# Indexing



## kiwi2 (Oct 5, 2016)

Hi,
     I came across this on youtube. It certainly seems to have an advantage over dividing heads and rotary tables for odd numbered gears. I have an old Myford vertical slide. I wonder if I can get it fitted to my current machine?

[ame]https://www.youtube.com/watch?v=PBlBJ5RWTSk[/ame]

He's also come up with a nice parting tool holder.

[ame]https://www.youtube.com/watch?v=G7DefPSC_Xc[/ame]

Regards,
Alan C.


----------



## goldstar31 (Oct 5, 2016)

The stock answer is 'Yes'
When I bought a 9180, I fitted  a steel sub table and my Myford- actually it was even older for a pre-War one) fixed slide was bolted to it.
In addition, the George Thomas rear parting tool post from a previous Myford Super7 and ML7 went on the steel subtable.
 It is back again on a reconditioned Super7B but has been fitted to a smaller Myford ML10 recently.

Actually, slides are quite useful.
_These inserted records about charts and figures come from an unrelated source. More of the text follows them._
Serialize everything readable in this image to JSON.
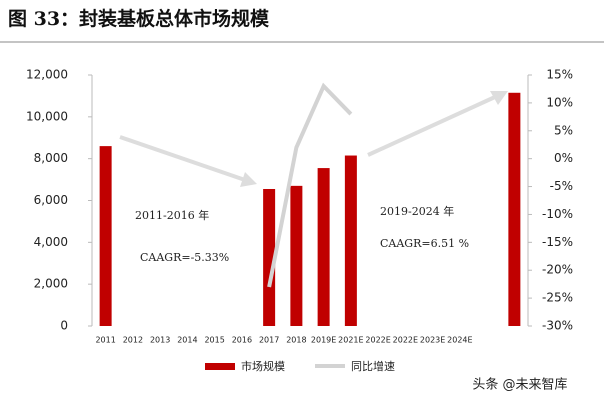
{
  "chart_data": {
    "type": "bar_line",
    "title": "图 33：封装基板总体市场规模",
    "categories": [
      "2011",
      "2012",
      "2013",
      "2014",
      "2015",
      "2016",
      "2017",
      "2018",
      "2019E",
      "2021E",
      "2022E",
      "2022E",
      "2023E",
      "2024E",
      null,
      null
    ],
    "series": [
      {
        "name": "市场规模",
        "color": "#c00000",
        "type": "bar",
        "values": [
          8600,
          null,
          null,
          null,
          null,
          null,
          6550,
          6700,
          7550,
          8150,
          null,
          null,
          null,
          null,
          null,
          11150
        ]
      },
      {
        "name": "同比增速",
        "color": "#d3d3d3",
        "type": "line",
        "axis": "y2",
        "values": [
          null,
          null,
          null,
          null,
          null,
          null,
          -23,
          2,
          13,
          8,
          null,
          null,
          null,
          null,
          null,
          null
        ]
      }
    ],
    "ylim": [
      0,
      12000
    ],
    "yticks": [
      0,
      {
        "value": 2000,
        "label": "2,000"
      },
      {
        "value": 4000,
        "label": "4,000"
      },
      {
        "value": 6000,
        "label": "6,000"
      },
      {
        "value": 8000,
        "label": "8,000"
      },
      {
        "value": 10000,
        "label": "10,000"
      },
      {
        "value": 12000,
        "label": "12,000"
      }
    ],
    "y2lim": [
      -30,
      15
    ],
    "y2ticks": [
      {
        "value": -30,
        "label": "-30%"
      },
      {
        "value": -25,
        "label": "-25%"
      },
      {
        "value": -20,
        "label": "-20%"
      },
      {
        "value": -15,
        "label": "-15%"
      },
      {
        "value": -10,
        "label": "-10%"
      },
      {
        "value": -5,
        "label": "-5%"
      },
      {
        "value": 0,
        "label": "0%"
      },
      {
        "value": 5,
        "label": "5%"
      },
      {
        "value": 10,
        "label": "10%"
      },
      {
        "value": 15,
        "label": "15%"
      }
    ],
    "annotations": [
      "2011-2016 年",
      "CAAGR=-5.33%",
      "2019-2024 年",
      "CAAGR=6.51 %"
    ],
    "watermark": "头条 @未来智库",
    "grid": false
  }
}
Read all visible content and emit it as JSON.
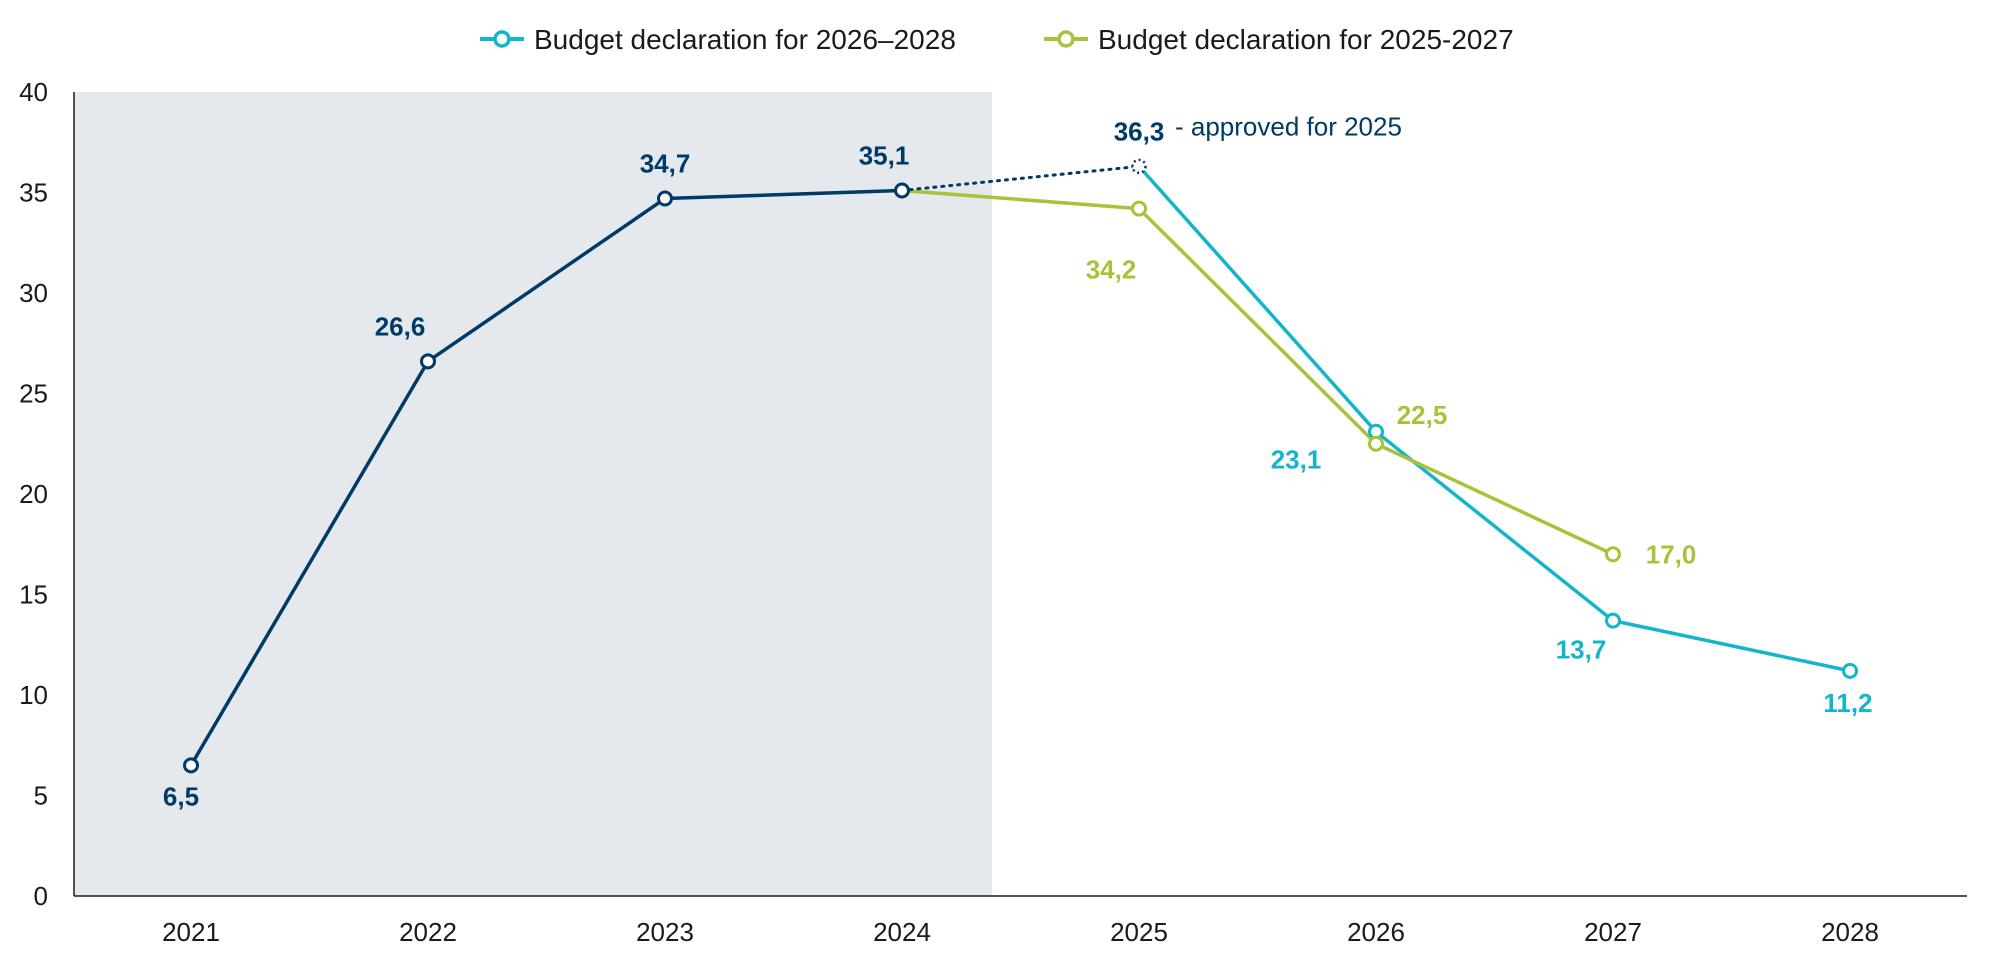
{
  "chart_data": {
    "type": "line",
    "x": [
      "2021",
      "2022",
      "2023",
      "2024",
      "2025",
      "2026",
      "2027",
      "2028"
    ],
    "ylim": [
      0,
      40
    ],
    "yticks": [
      "0",
      "5",
      "10",
      "15",
      "20",
      "25",
      "30",
      "35",
      "40"
    ],
    "grid": false,
    "legend_position": "top-center",
    "shaded_period": [
      "2021",
      "2024"
    ],
    "series": [
      {
        "key": "actual",
        "color": "#003a66",
        "points": [
          {
            "x": "2021",
            "y": 6.5,
            "label": "6,5"
          },
          {
            "x": "2022",
            "y": 26.6,
            "label": "26,6"
          },
          {
            "x": "2023",
            "y": 34.7,
            "label": "34,7"
          },
          {
            "x": "2024",
            "y": 35.1,
            "label": "35,1"
          }
        ]
      },
      {
        "key": "approved",
        "color": "#003a66",
        "style": "dotted",
        "points": [
          {
            "x": "2024",
            "y": 35.1
          },
          {
            "x": "2025",
            "y": 36.3,
            "label": "36,3"
          }
        ]
      },
      {
        "key": "b2026",
        "name": "Budget declaration for 2026–2028",
        "color": "#13b5ca",
        "points": [
          {
            "x": "2025",
            "y": 36.3
          },
          {
            "x": "2026",
            "y": 23.1,
            "label": "23,1"
          },
          {
            "x": "2027",
            "y": 13.7,
            "label": "13,7"
          },
          {
            "x": "2028",
            "y": 11.2,
            "label": "11,2"
          }
        ]
      },
      {
        "key": "b2025",
        "name": "Budget declaration for 2025-2027",
        "color": "#a8c23a",
        "points": [
          {
            "x": "2024",
            "y": 35.1
          },
          {
            "x": "2025",
            "y": 34.2,
            "label": "34,2"
          },
          {
            "x": "2026",
            "y": 22.5,
            "label": "22,5"
          },
          {
            "x": "2027",
            "y": 17.0,
            "label": "17,0"
          }
        ]
      }
    ],
    "annotations": [
      {
        "text": "- approved for 2025",
        "x": "2025",
        "y": 36.3,
        "color": "#003a66"
      }
    ]
  },
  "colors": {
    "shade": "#e5e9ee",
    "axis": "#1a1a1a"
  }
}
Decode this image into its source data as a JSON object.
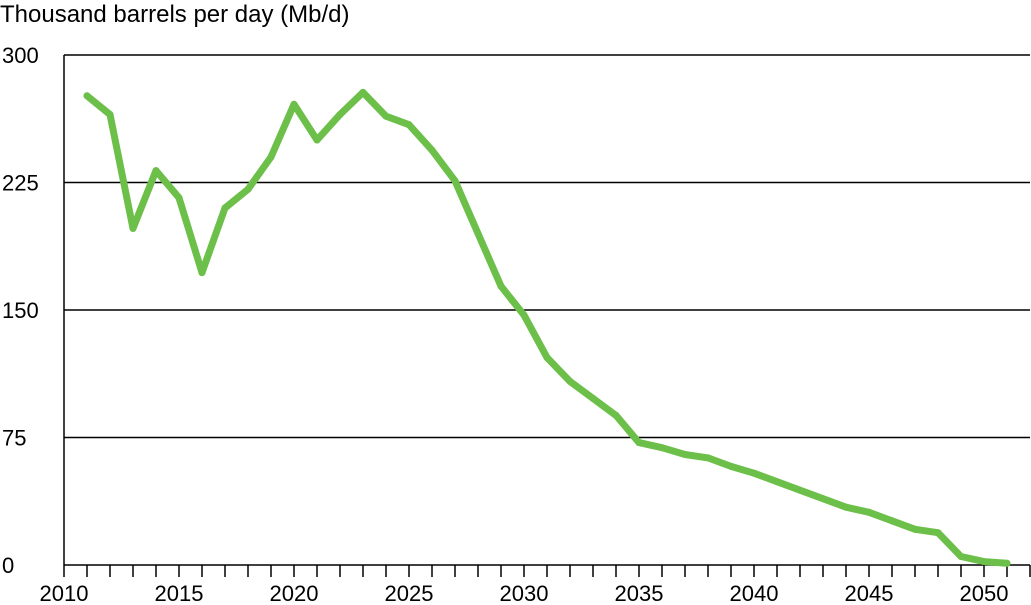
{
  "chart_data": {
    "type": "line",
    "ylabel": "Thousand barrels per day (Mb/d)",
    "xlim": [
      2010,
      2052
    ],
    "ylim": [
      0,
      300
    ],
    "x_ticks": [
      2010,
      2015,
      2020,
      2025,
      2030,
      2035,
      2040,
      2045,
      2050
    ],
    "x_tick_labels": [
      "2010",
      "2015",
      "2020",
      "2025",
      "2030",
      "2035",
      "2040",
      "2045",
      "2050"
    ],
    "y_ticks": [
      0,
      75,
      150,
      225,
      300
    ],
    "y_tick_labels": [
      "0",
      "75",
      "150",
      "225",
      "300"
    ],
    "grid": "horizontal",
    "legend": "none",
    "series": [
      {
        "color": "#6cc04a",
        "x": [
          2011,
          2012,
          2013,
          2014,
          2015,
          2016,
          2017,
          2018,
          2019,
          2020,
          2021,
          2022,
          2023,
          2024,
          2025,
          2026,
          2027,
          2028,
          2029,
          2030,
          2031,
          2032,
          2033,
          2034,
          2035,
          2036,
          2037,
          2038,
          2039,
          2040,
          2041,
          2042,
          2043,
          2044,
          2045,
          2046,
          2047,
          2048,
          2049,
          2050,
          2051
        ],
        "y": [
          276,
          265,
          198,
          232,
          216,
          172,
          210,
          221,
          240,
          271,
          250,
          265,
          278,
          264,
          259,
          244,
          226,
          195,
          164,
          147,
          122,
          108,
          98,
          88,
          72,
          69,
          65,
          63,
          58,
          54,
          49,
          44,
          39,
          34,
          31,
          26,
          21,
          19,
          5,
          2,
          1
        ]
      }
    ]
  }
}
I have several and have run mine on a Potts drilling jig and one went onto a a Stent tool and cutter grinder.

It's as simple as that- or as difficult.

Norman


----------



## Wizard69 (Oct 5, 2016)

Neat and well explained!   I think I missed the web address he was talking about though.  It would also be nice to know the brand of USB scope he is using.    

One nice thing about YouTube is that guys that think different can get their message across the planet with little effort. This is a rather neat idea and may be a good way to get things done for your first diving head.   We need to make these index plates some how and this is a pretty cool way to go about it.  

I wonder though is this more tedious or less tedious than using a dividing head.  With computers getting the reference disk generated is pretty easy even if he didn't cover that part well.   Add a stepper to the vertical slide and you would be hands free producing nice finishes on the teeth.


----------